One night we had a terrible row about a movie—I call it a row though we never raised our voices, but it seemed to me the disagreement meant the pinnacle of our relationship had already passed, and that we trended downhill from here on. On learning that she had a DVD player hooked up to her TV, I brought over my Robert Ryan Retrospective 24-Disc Boxed Set.
What a great actor Ryan had been, I informed her. Whether playing an antisemite in Crossfire, an anti-Asian in Bad Day at Black Rock, a white supremacist in Odds Against Tomorrow, a brutal cop in On Dangerous Ground, a bloodthirsty sadist in Billy Budd, a fey gangster in The Racket, an immoral homewrecker in Clash by Night, a cynical misogynist in Lonely-hearts, or a lunatic murderer in Beware, My Lovely, he was utterly convincing in each and every role. No one glowered or grit his teeth as menacingly as Robert Ryan. They say he never turned in a bad performance, and here in my hand was his 24-DVD set to prove it.
In case she preferred comedies, I bragged that I also owned the Danny Kaye 5-Movie Collection and the Don Knotts 4-Movie Set, and would bring them next time. They were sure to tickle the funny bone of any baby boomer, I added.

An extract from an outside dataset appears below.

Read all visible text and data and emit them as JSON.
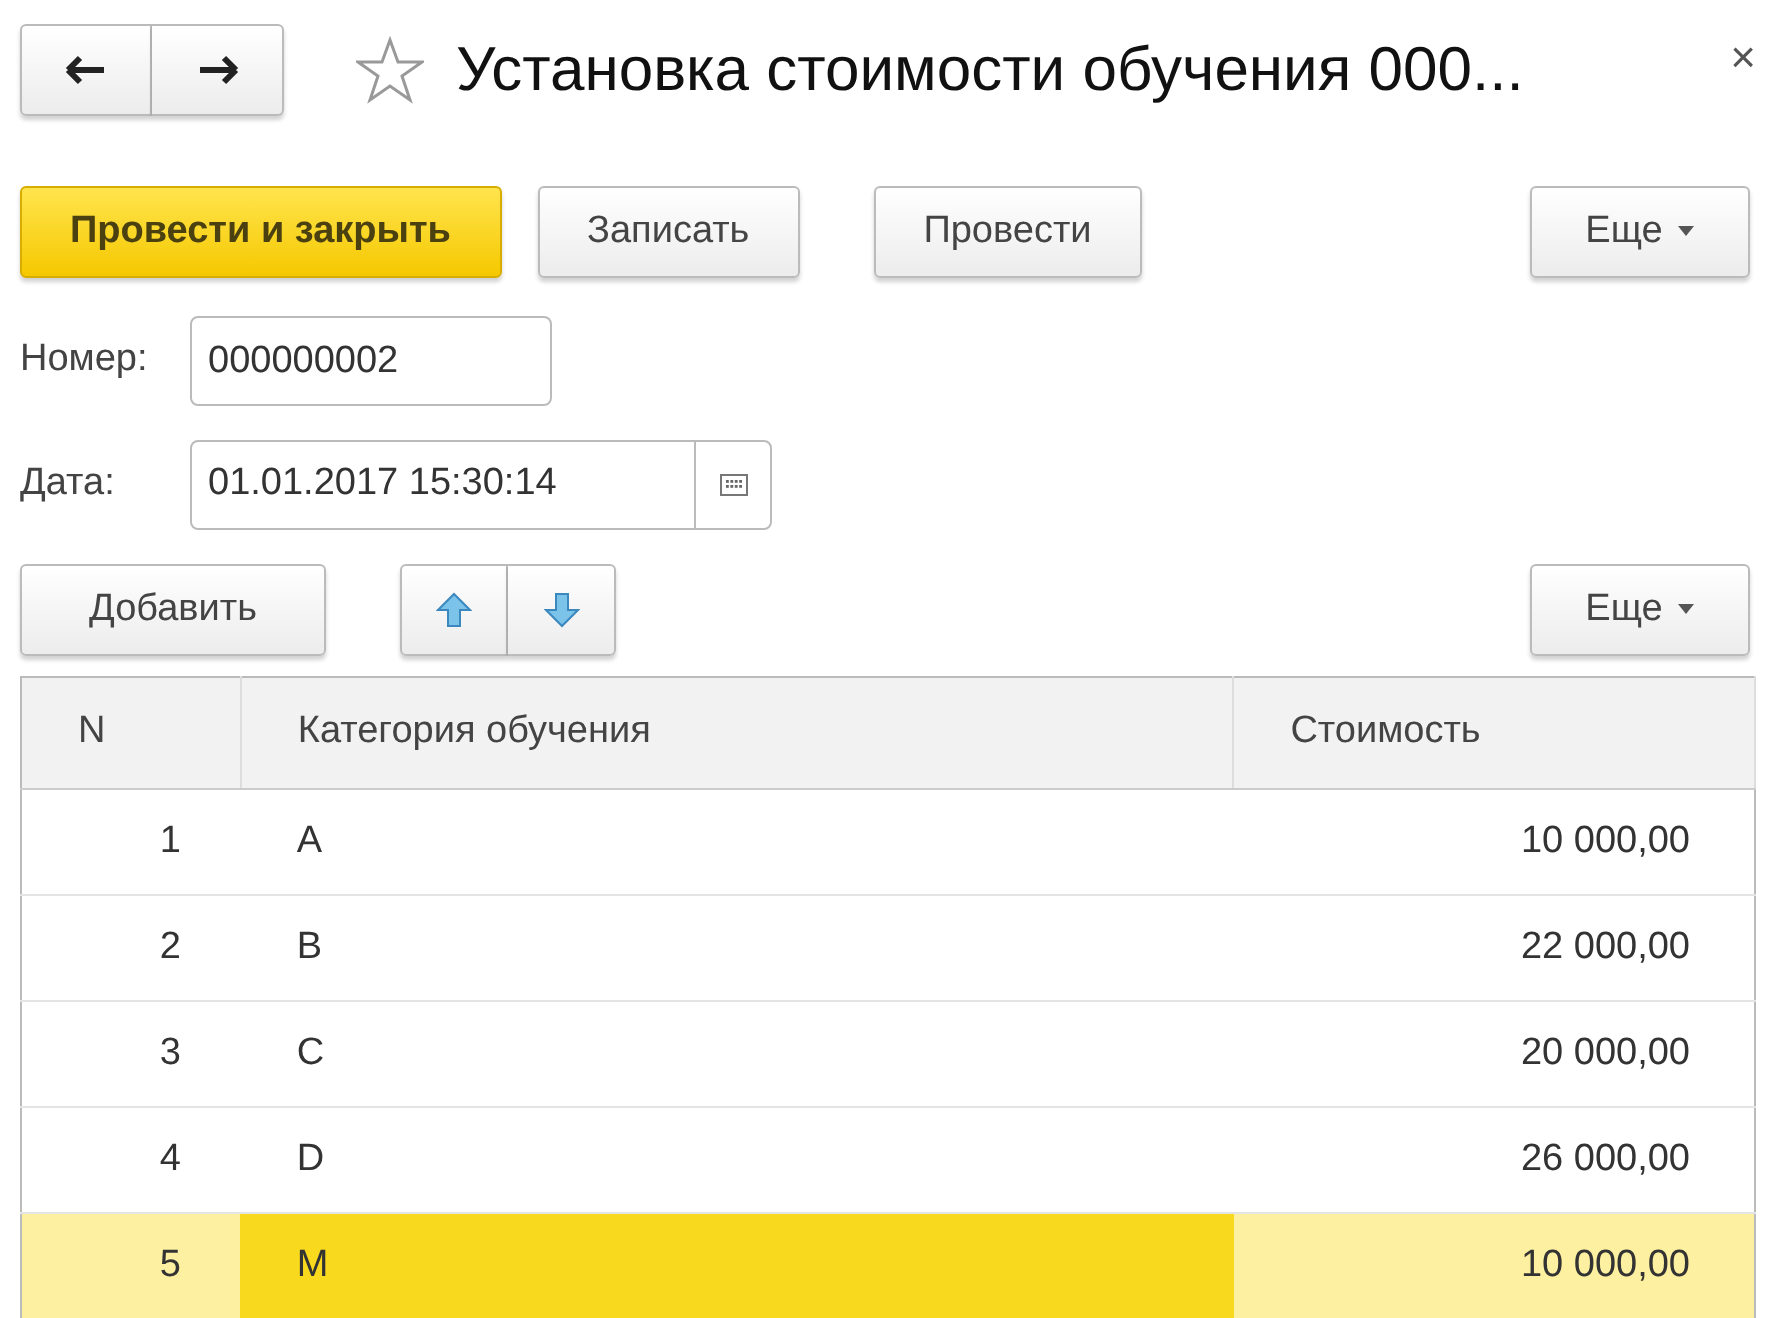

But she wouldn’t hear of any of this wholesome and riveting fare. Tonight one of the TV channels she subscribed to was showing a Burt Reynolds film, and I was stuck watching the mustachioed, slack-jawed, urban cowboy drawling wisecracks while steering his Pontiac Trans Am. It amounted to two hours of torture. 
In a forgiving mood, I offered Charmane a final chance to save our relationship, before another debacle like Smokey and the Bandit sundered us forever. She would quit her job as a nurse aid or whatever she did at Clinic—she had never described it to me in any detail, any more than I outlined for her what I did with boring old placebos at Sleep—and we’d travel around the country side-by-side. 

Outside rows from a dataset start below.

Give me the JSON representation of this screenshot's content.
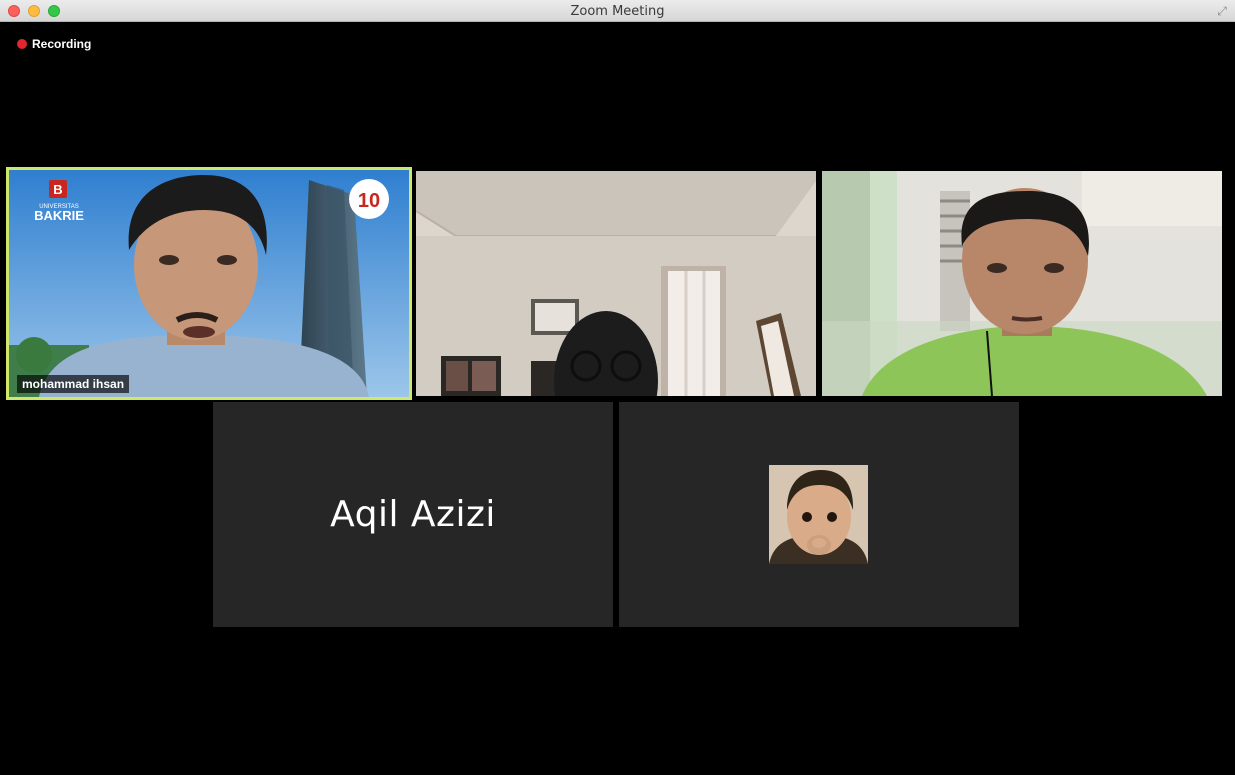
{
  "window": {
    "title": "Zoom Meeting"
  },
  "recording": {
    "label": "Recording",
    "color": "#e0262f"
  },
  "active_speaker_color": "#cfe86a",
  "participants": [
    {
      "name": "mohammad ihsan",
      "video": true,
      "active_speaker": true,
      "background": "Universitas Bakrie virtual background",
      "logo_text": "UNIVERSITAS BAKRIE"
    },
    {
      "name": "",
      "video": true,
      "active_speaker": false
    },
    {
      "name": "",
      "video": true,
      "active_speaker": false
    },
    {
      "name": "Aqil Azizi",
      "video": false,
      "active_speaker": false
    },
    {
      "name": "",
      "video": false,
      "avatar": "profile-photo",
      "active_speaker": false
    }
  ]
}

“We’ll get an RV,” I said. “Who doesn’t want to be on the open road during their sunset years? We’ll visit every scenic site from coast to coast, the more touristy the better, and pick up souvenirs. These we’ll assemble into a giant Kitch Museum right inside the RV, where we’ll also be living from now on.”

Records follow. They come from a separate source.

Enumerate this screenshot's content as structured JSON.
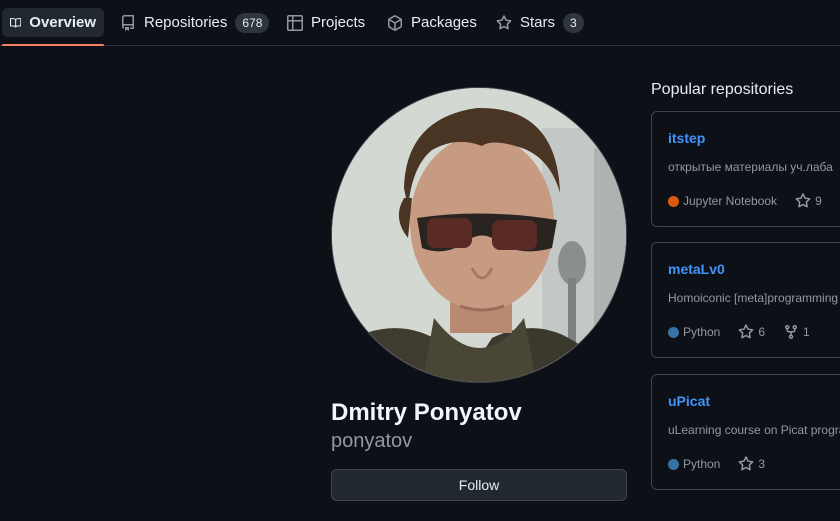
{
  "tabs": [
    {
      "label": "Overview",
      "icon": "book-icon",
      "active": true
    },
    {
      "label": "Repositories",
      "icon": "repo-icon",
      "count": "678"
    },
    {
      "label": "Projects",
      "icon": "table-icon"
    },
    {
      "label": "Packages",
      "icon": "package-icon"
    },
    {
      "label": "Stars",
      "icon": "star-icon",
      "count": "3"
    }
  ],
  "profile": {
    "name": "Dmitry Ponyatov",
    "login": "ponyatov",
    "follow_label": "Follow"
  },
  "popular": {
    "title": "Popular repositories",
    "repos": [
      {
        "name": "itstep",
        "description": "открытые материалы уч.лаба",
        "language": "Jupyter Notebook",
        "lang_color": "#DA5B0B",
        "stars": "9"
      },
      {
        "name": "metaLv0",
        "description": "Homoiconic [meta]programming",
        "language": "Python",
        "lang_color": "#3572A5",
        "stars": "6",
        "forks": "1"
      },
      {
        "name": "uPicat",
        "description": "uLearning course on Picat progra",
        "language": "Python",
        "lang_color": "#3572A5",
        "stars": "3"
      }
    ]
  },
  "colors": {
    "accent": "#f78166",
    "link": "#4493f8",
    "background": "#0d1117"
  }
}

She stared at me in stony silence, and I elaborated. “Think of it: a refrigerator magnet from Four Corners, commemorating that spot in New Mexico where four states come together; a model of the Corn Palace, that building made of corn cobs in South Dakota; a replica of the famous twelve-foot concrete prairie dog in Kansas. I’ve looked forward to this trip for years.” 
But Charmane wouldn’t hear of the itinerary I so eagerly anticipated. Defiantly, she refused to abandon her employment, saying her job was her whole life, elderly though she may be, and I began to see at last that she was not my Final Woman but a Placebo Woman: a woman who you thought loved you, but in reality didn’t love you one bit—she was only a trickster. That was my excuse for leaving my Final Woman, who was not so final after all.